Credit cards are a very convenient way to receive financing for small projects that do not require that much funds. It is the easiest loan to get approved for even without putting any assets as a collateral. On the other hand, credit cards usually have the highest interest rate among all other financing instruments described above. An average interest rate on a credit card is around 20%, which is much higher than the other options available. Depending on the individual and a credit card, the credit limit can vary greatly, but a regular person should not expect to get approved for a credit limit that is initially higher than $10,000. It is best to avoid credit cards as a primary way of financing a project because it is the most expensive type of debt.

 

Credit cards are useful for small projects that are relatively cheap. They can also be used as a backup financing option in case a project runs over budget. A borrower does not need any type of assets to put down to get a credit card, but they should make sure to avoid carrying credit card debt because it is expensive.
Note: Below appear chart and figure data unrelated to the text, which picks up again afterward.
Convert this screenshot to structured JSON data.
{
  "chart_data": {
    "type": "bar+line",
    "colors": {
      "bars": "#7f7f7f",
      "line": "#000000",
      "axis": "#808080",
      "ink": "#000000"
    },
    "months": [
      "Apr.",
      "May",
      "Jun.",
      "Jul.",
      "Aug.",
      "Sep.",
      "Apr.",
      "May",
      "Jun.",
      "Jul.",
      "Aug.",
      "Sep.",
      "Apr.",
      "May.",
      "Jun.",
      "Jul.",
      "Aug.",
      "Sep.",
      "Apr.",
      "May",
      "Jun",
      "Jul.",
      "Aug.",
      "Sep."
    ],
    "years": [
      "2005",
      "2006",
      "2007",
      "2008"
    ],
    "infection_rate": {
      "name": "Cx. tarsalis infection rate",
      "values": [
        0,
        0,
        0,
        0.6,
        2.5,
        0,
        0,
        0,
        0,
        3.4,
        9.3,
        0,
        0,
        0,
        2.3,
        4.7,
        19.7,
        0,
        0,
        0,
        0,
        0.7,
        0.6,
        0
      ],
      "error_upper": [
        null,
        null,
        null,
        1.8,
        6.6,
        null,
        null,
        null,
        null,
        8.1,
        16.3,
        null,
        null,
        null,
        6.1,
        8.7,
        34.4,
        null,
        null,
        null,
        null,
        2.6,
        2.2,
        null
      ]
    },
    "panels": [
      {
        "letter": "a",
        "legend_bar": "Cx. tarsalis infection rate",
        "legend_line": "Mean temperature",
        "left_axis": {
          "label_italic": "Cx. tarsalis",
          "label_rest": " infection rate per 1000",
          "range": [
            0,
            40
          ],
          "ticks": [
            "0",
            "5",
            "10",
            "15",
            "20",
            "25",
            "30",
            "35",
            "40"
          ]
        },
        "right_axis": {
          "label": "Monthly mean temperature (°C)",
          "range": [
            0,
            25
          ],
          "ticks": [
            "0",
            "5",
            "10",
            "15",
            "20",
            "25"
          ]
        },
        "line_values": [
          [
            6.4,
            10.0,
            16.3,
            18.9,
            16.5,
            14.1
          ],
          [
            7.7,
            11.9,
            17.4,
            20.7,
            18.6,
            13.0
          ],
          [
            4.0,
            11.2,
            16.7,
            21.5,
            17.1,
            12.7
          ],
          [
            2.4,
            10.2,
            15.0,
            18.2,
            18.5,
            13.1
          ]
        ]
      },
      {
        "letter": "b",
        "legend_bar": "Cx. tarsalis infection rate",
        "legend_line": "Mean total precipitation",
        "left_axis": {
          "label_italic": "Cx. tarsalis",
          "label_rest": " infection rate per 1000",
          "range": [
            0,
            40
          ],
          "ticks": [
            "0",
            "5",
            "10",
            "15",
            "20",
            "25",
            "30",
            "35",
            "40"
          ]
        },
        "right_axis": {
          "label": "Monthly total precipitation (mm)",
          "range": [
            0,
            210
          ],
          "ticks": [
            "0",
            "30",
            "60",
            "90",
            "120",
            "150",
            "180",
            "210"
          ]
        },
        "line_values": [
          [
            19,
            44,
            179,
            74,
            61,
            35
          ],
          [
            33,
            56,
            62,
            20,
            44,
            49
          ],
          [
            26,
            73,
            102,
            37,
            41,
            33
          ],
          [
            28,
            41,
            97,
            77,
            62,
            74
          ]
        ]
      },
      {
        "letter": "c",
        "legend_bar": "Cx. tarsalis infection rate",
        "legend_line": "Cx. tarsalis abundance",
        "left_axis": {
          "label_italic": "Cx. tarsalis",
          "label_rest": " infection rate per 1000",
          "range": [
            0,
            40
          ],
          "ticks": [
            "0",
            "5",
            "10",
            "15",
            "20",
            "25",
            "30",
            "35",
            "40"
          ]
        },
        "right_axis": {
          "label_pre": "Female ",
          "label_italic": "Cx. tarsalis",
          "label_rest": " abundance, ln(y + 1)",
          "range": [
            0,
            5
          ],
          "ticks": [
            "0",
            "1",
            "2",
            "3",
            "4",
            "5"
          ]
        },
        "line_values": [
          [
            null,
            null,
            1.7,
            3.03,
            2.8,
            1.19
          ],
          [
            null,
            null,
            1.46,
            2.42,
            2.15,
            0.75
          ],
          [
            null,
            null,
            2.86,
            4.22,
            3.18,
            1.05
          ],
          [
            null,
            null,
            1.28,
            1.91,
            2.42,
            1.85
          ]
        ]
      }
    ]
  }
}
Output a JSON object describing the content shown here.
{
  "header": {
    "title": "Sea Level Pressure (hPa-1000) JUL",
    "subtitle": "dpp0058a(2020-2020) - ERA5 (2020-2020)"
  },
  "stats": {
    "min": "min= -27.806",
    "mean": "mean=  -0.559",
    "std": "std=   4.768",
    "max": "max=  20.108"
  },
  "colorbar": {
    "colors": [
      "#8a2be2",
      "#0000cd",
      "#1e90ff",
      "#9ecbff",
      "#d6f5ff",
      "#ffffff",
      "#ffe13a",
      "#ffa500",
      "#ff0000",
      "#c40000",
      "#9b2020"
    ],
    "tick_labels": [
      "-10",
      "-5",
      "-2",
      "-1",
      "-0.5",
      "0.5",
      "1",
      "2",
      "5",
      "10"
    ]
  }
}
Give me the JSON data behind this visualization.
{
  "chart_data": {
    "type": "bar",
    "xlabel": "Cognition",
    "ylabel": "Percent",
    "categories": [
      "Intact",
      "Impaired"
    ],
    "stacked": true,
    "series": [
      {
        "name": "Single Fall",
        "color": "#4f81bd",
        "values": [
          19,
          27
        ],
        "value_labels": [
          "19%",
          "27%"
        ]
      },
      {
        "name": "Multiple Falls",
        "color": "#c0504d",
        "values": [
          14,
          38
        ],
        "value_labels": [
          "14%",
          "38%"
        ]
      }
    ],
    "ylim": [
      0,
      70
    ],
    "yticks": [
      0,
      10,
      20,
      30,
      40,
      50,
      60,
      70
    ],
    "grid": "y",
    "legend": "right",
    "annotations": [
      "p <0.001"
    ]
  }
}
A borrower who knows how to use a credit card may avoid paying interest on their credit card charges and receive some benefits such as cash back or bonus points.

What Option Is Best for You?

There is no ideal financing option that will fit everyone. Depending on your situation, you may be inclined to choose one specific option. For example, if you are planning to make a large investment into your property that you almost paid off, you can refinance your mortgage at very competitive rates. On the other hand, if you do not have that much equity in the property and you need to repair a porch, a personal loan may be a better financing option. Usually, it is best to avoid financing options that have a high interest rate, but some construction stores offer their own loans that may be very affordable in the short term. In addition to that, some short-term financing options provide flexibility to monthly payments, which may be favorable by some people. You should choose a financing option that you are comfortable with and that fits your financial situation.